Tony,
Yes it looks like a small cute thing doesn't it. Dynamic
sMIMECapabilities!
Well, I'm damaged by experience and I can really see this take off in a
million directions.
First you will have the issue to sort out in what format and structure
you want to handle the data, meta data, signatures etc for the dynamic
capabilities, then you need to sort out how you will structure the
extension referring to this data in certificates, and then also sort out
what schemas can and cannot be used to obtain the data, whether it is
http, https, ldap, ftp.
Then we have already heard voices that we might need to distinguish
between capabilities for different applications and then we need to
define how we identify applications. Why not then argue about how this
data should be signed and if there might be a reason to let different
entities sign different parts of the capabilities data.
Then we can discuss how we would refer to the certificates used to
validate signatures on these signatures and what we must do to allow
dynamic linking to certificates in case some certificates gets revoked
or renewed.
And I have yet not even touched the aspect of attribute certificates
whether they will be or not be, and how that would be if it is....

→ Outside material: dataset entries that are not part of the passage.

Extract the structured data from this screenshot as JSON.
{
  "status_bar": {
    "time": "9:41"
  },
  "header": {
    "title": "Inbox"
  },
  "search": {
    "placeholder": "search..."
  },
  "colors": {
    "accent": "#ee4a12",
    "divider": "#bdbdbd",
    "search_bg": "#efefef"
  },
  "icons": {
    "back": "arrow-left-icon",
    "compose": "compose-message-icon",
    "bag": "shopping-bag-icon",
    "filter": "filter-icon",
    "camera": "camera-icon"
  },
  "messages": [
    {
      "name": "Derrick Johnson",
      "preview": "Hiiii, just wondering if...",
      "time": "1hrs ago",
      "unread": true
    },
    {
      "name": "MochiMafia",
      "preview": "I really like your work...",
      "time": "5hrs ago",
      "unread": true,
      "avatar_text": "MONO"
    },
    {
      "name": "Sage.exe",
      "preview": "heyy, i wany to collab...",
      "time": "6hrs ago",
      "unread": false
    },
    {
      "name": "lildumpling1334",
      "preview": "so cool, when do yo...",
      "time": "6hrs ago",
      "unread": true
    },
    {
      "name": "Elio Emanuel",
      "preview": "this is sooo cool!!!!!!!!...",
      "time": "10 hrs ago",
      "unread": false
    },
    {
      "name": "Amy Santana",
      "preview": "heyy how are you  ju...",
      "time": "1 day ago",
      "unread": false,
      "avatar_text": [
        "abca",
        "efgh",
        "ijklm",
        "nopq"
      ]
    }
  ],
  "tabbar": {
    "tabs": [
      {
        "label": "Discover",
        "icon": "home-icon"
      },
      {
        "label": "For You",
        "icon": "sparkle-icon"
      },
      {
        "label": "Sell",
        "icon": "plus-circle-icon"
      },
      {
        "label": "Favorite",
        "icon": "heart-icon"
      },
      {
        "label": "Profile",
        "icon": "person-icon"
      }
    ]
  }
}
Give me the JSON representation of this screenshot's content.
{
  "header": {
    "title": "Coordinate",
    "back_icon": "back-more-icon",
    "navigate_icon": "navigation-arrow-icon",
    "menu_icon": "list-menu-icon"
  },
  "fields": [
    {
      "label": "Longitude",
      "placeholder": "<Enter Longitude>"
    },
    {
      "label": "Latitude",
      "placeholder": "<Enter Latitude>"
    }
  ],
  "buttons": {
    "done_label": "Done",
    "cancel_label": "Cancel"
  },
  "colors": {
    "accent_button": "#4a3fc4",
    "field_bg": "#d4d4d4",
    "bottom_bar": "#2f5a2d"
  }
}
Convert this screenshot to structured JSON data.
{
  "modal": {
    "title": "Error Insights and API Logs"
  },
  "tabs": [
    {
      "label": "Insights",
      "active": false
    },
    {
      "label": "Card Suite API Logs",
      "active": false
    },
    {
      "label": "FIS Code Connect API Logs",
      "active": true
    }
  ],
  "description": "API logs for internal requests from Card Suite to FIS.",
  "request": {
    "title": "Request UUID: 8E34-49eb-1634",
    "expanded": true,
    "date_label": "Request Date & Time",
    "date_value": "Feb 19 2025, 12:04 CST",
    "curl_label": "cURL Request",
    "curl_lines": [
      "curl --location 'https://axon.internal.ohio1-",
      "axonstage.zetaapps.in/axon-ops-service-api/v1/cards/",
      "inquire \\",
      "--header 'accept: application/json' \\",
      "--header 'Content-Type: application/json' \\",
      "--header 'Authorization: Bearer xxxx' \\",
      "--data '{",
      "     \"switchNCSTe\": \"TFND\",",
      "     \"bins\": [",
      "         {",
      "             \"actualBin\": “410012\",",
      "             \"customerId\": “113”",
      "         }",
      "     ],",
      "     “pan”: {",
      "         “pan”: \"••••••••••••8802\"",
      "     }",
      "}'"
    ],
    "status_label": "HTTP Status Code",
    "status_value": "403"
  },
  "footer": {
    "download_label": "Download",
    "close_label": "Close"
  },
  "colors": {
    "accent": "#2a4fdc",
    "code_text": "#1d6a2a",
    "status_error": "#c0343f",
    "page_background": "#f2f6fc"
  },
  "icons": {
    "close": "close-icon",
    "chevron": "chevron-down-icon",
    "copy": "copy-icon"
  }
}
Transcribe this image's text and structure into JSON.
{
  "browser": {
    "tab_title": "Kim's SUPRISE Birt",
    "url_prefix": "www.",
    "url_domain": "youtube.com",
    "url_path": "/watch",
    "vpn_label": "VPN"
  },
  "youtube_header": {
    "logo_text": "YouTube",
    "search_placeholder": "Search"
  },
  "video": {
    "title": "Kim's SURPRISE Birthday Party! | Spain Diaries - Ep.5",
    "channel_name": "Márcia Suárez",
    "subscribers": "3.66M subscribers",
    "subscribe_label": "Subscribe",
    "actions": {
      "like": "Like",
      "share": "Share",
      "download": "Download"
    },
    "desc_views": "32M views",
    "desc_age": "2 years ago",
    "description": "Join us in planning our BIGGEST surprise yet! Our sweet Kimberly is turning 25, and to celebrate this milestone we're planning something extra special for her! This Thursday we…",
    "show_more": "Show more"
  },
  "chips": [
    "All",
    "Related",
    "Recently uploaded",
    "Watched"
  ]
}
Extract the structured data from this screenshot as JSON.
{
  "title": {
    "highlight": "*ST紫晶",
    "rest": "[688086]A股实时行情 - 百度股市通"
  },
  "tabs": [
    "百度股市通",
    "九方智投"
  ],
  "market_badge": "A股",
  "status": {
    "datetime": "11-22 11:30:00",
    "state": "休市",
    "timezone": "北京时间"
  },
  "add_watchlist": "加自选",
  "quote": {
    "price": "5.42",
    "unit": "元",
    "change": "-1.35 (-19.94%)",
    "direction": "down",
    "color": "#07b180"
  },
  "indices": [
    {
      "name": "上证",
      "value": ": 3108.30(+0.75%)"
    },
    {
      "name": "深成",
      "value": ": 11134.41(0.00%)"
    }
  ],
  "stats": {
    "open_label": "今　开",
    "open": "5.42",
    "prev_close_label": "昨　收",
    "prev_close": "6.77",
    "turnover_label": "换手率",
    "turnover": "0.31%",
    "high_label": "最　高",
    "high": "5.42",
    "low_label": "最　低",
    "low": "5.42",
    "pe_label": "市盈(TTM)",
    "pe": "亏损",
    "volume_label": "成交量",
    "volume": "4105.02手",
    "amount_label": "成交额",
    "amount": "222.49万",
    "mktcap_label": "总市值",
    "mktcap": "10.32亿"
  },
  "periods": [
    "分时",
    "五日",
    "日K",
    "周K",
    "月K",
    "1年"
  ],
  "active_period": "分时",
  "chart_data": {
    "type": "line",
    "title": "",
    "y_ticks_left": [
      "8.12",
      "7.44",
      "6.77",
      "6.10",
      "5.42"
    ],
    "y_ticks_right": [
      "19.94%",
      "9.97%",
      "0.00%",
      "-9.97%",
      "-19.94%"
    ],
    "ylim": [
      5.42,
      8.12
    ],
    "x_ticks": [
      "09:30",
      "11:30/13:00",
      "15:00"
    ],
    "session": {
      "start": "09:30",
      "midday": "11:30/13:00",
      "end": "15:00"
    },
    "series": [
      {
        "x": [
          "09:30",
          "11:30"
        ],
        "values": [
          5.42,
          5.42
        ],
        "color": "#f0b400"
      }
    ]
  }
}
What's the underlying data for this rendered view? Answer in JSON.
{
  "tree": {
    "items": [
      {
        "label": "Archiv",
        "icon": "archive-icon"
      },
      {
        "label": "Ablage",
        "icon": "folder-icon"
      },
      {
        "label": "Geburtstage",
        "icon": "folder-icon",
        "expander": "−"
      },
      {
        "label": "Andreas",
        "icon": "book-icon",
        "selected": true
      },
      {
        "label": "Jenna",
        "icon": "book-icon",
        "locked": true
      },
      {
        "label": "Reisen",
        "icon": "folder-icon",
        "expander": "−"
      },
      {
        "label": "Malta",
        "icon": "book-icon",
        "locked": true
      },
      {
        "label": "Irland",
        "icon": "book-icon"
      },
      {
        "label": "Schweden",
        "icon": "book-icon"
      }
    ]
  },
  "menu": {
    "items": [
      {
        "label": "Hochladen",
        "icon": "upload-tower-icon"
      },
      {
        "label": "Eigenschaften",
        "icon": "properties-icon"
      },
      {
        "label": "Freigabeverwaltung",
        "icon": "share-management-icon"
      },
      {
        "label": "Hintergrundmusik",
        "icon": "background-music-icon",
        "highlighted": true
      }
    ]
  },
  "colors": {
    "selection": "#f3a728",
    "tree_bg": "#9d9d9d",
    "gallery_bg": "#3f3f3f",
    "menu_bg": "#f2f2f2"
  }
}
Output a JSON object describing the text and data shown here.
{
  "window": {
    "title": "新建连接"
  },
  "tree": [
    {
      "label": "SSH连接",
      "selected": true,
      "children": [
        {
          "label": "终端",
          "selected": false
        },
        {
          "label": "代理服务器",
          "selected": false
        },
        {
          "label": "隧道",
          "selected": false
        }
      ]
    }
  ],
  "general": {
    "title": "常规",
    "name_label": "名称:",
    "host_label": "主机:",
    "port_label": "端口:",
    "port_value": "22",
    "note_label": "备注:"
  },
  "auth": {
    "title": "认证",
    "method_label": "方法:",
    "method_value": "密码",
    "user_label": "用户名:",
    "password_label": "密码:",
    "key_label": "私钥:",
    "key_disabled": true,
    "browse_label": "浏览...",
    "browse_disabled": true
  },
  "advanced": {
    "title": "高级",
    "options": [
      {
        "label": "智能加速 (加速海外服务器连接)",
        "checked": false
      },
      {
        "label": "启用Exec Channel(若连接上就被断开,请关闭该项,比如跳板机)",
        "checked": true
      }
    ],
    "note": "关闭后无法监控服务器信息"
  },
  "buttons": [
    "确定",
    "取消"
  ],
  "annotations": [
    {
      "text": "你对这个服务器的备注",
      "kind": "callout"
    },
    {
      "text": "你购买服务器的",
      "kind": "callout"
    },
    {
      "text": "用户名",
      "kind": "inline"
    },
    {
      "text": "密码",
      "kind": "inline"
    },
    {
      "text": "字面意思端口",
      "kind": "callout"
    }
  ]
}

I can't prove that this will take time but I'm willing to make a bet:-)
What I say is that we should not hold back the simple and straight
forward use of an existing, well defined data structure.
If this WG whish to solve dynamic access to authenticated application
oriented sMIMECapabilities, then it deserves it own project.
/Stefan
-----Original Message-----
From: Tony Capel [mailto:capel(_at_)comgate(_dot_)com]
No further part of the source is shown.